Considero que o que dizes é verdade - há sempre uma opção de escolha. Mas a opção que tomamos é sempre de acordo com aquilo que vivenciamos. Sem isso como chegaríamos ao processo intuitivo que nos leva ao processo científico? 
Ainda ninguém me deu provas do contrário ao que tenho referido. Tenho visto várias respostas às minhas dúvidas e de outros mas não são elas também um resultado de uma opção de escolha? Não são elas dadas com base em circunstâncias observacionais de outras pessoas?
Eu não tenho dados concretos científicos para apresentar mas tenho dúvidas baseadas no meu empirismo. Estes resultados coincidentes vão a par dos resultados não coincidentes que outros por aqui vão dando a conhecer.
Quais serão mais válidos? Os meus ou os dos outros? Quer se queira quer não sem provas irrefutáveis em contrário o meu ponto de vista permanece intacto - diferente de imutável pois tenho a mente aberta...


----------



## Aristocrata (8 Mai 2009 às 22:36)

No dia 1 de Maio dizia eu nesta secção: "...para a lua cheia que se avizinha o tal "almanaque" dá-nos "vento ou trovões". Será que acerta?".

Dia 9, de maio (amanhã), dia de início da fase lunar de lua cheia, o instituto de meteorologia apresenta esta previsão:

"Continente 
Previsão para Sábado, 9 de Maio de 2009
Céu em geral pouco nublado, apresentando-se temporariamente muito
nublado e com neblinas ou nevoeiros no litoral a norte do Cabo da
Roca até meio da manhã e durante a tarde nas regiões do interior
onde há condições favoráveis à ocorrência de aguaceiros
e *trovoadas*.
..."

Eu não quero ser chato com ninguém  mas tem havido demasiadas coincidências como estas ao longo dos anos - já sou leitor assíduo destes almanaques desde pequeno, por influência dos meus avós  - e francamente dá que pensar. Não sei onde vão buscar estas supostas "previsões" mas o facto é este: Acertam mais do que falham - objectivamente tenho observado esta situação ao longo do tempo.
Falta talvez o porquê

Sei que é um tema polémico mas o conhecimento também se faz de olharmos para estas questões sem subterfúgios. A ciência tal como está não encara retrocessos aparentes como a análise deste tema; mas ainda bem que não se perdeu a memória do chamado "senso comum" que mantém viva a história cultural do povo. A abordagem que faz sobre as questões relativas à meteorologia tem uma identidade única, demonstra a capacidade de observação dos nossos antepassados, por vezes durante inúmeras gerações.
Esquecer ou pura e simplesmente ignorar isto pode ser fatal para o sucesso que queremos ter no avanço da ciência.


----------



## rozzo (9 Mai 2009 às 15:04)

Vá, isto que vou colocar é uma mera brincadeira, não considerem ofensa nem nada! Só para me meter! 
Mas é o meu comentário em relação à pontaria da previsão do Almanaque! 

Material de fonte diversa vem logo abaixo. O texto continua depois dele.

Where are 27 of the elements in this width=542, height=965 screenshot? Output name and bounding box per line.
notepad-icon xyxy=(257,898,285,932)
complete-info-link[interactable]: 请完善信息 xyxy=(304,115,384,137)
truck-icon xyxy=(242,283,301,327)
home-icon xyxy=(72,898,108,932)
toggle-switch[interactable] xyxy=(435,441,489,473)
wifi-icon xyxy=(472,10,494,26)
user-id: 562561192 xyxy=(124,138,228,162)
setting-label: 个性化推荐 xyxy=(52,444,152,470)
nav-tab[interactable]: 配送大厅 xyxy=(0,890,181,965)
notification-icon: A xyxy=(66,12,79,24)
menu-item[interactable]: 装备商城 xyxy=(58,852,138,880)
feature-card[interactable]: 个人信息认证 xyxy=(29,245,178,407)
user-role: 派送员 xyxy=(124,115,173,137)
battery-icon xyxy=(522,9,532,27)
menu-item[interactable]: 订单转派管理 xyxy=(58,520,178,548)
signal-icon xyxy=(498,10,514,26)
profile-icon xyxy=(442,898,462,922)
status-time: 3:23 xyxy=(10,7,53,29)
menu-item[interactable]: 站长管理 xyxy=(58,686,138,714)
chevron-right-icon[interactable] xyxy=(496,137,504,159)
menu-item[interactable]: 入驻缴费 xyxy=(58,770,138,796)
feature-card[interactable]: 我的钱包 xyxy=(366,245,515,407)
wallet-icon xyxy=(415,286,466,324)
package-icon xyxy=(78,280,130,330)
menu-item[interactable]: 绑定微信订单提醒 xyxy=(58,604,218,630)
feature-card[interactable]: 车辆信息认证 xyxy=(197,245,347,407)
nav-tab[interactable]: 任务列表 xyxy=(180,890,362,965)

Mas fora de brincadeira, não leves isto a mal Aristocrata..
Só porque já sabem a minha opinião sobre isto, e eu próprio já disse que não menosprezo a eventual influência da Lua na dinâmica da atmosfera.. Mas sinceramente, de forma muito mais reduzida do que aqui se apregoa.. 
E.. obviamente.. Completamente deslocado deste grau de pormenor de acertar na trovoada no dia X do ano YYYY em Portugal, com meses de antecedência.. 
Então e qual era a previsão do Almanaque para Berlim? Ou para Londres? Ainda por cima "trovoada ou ventos"? É demasiado vago.. Desculpem mas faz-me mesmo lembrar o horóscopo..
Mas pronto!


----------



## Aristocrata (9 Mai 2009 às 23:00)

Essa do horóscopo...tá boa! 
É uma pura mentira tratar-se neste caso de uma associação a um tema como esse.
Quanto aos almanaques: não sei onde vão buscar essas previsões - lunar perpétuo? Não sei o que é isso...
Mas penso tratar-se de uma tendência e nunca de uma previsão. E neste caso apontada a Portugal. Não me perguntem se eu sei estas respostas porque não sei. Tenho tantas dúvidas como todos os que aqui escreveram. Mas de facto questiono-me da verosimilhança entre estas "previsões" e a realidade.
Obviamente tento ver os vários pontos de vista que aqui tem "dado à costa". Mas continuo com as minhas dúvidas...


----------



## Vince (10 Mai 2009 às 18:05)

Aristocrata disse:


> No dia 1 de Maio dizia eu nesta secção: "...para a lua cheia que se avizinha o tal "almanaque" dá-nos "vento ou trovões". Será que acerta?".
> 
> Dia 9, de maio (amanhã), dia de início da fase lunar de lua cheia, o instituto de meteorologia apresenta esta previsão:
> 
> ...




Caro Aristocrata,
Começo por referi-lhe que quando era miúdo era um leitor compulsivo do Almanaque Borda de Água. Adorava os adágios populares, os santos, festas e feiras, fascinavam-me os muitos dados astronómicos  e até as previsões que seguia com particular interesse. Mas quando era miúdo comprovava eu próprio a enorme falta de fiabilidade das mesmas. Nada tenho contra o Almanaque, desejo que aos seus 80 anos se somem outros tantos e que continue tal e qual, o mesmo papel, o mesmo grafismo antigo e até o pormenor de sermos nós a ter que cortar o papel em folhas quando o adquirimos. É um pequeno pedaço da nossa história que desejo que sobreviva assim praticamente intocável por muitos mais anos.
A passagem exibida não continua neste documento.